At Investorside's Independents' Day conference of independent research providers on April 8, Suzanne Duncan of the IBM Institute for Business Value reported some startling results from a study of the current state and likely future of the financial industry. Undertaken jointly with the Economist Intelligence Unit and the CFA Institute, and surveying 848 financial markets executives worldwide and 107 of their corporate clients, the study found:
- 70% of the institutions' corporate clients said that their providers put their own interest first, not their clients'. 60% of industry executives surveyed admitted to the same thing.
- Only 10% of hedge funds deliver alpha -- that is, do what they're paid to do.
- Within twenty years, 85--90% of assets under management will be invested in passive instruments such as index funds.
That last forecast (if correct) means pretty much that the money management business as we know it is going to evaporate --though Ms. Duncan, asked what the near-end of active investing meant for the analysts filling the room, did suggest that there would be demand for research (and presumably advice) in asset allocation.
I asked Ms. Duncan: if 85-90% of funds are passively managed, who's going to set prices? She said that academics who have made even more radical forecasts have suggested that price discovery can be adequately handled by those managing just 5% or even less of total assets.
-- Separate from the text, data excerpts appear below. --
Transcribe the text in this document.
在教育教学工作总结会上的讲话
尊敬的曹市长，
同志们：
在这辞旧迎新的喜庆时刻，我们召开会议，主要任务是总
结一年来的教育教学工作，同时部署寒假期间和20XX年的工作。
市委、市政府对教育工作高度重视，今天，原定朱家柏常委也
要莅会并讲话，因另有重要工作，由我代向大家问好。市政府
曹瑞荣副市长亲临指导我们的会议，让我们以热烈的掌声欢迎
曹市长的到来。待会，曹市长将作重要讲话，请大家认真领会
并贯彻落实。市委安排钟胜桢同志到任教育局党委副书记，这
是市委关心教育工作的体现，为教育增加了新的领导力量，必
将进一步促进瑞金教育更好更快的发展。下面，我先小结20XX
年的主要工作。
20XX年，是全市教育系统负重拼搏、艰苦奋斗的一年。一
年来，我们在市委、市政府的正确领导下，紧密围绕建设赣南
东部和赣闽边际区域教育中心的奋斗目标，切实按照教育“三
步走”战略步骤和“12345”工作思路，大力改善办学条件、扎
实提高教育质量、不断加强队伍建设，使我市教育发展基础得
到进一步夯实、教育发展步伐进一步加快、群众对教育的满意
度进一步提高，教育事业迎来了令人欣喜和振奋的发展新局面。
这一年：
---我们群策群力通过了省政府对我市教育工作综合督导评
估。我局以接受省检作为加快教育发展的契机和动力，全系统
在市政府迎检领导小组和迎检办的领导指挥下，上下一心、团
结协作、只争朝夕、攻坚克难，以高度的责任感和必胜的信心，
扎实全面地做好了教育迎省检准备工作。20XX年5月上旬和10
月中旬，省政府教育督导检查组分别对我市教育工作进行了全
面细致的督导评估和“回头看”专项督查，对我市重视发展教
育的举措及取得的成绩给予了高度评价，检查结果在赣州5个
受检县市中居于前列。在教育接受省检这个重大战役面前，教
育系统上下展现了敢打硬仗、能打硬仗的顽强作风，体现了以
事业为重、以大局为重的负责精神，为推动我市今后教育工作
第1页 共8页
Personally, I'm all for index investing. I've always suspected that 90% of hedge funds were frauds, and that only the best-endowed institutional investors, such as the the top Ivies, had both the acumen and the financial clout to get into the relative handful of truly effective hedge funds under favorable terms. But as Jonathan Clements, the former Wall Street Journal personal finance columnist and evangelist for index investing (now Director of Financial Guidance for Citi's fee-only MyFi advisory service) once wrote, those of us who invest in index funds and other passive vehicles are parasites in a sense, profiting from the collective wisdom of active managers without paying for it. Though I'm not qualified to judge, it strikes me as dangerous to have multi-trillion dollar markets depend for price discovery on the active investment decisions of those managing a tiny fraction of the total assets.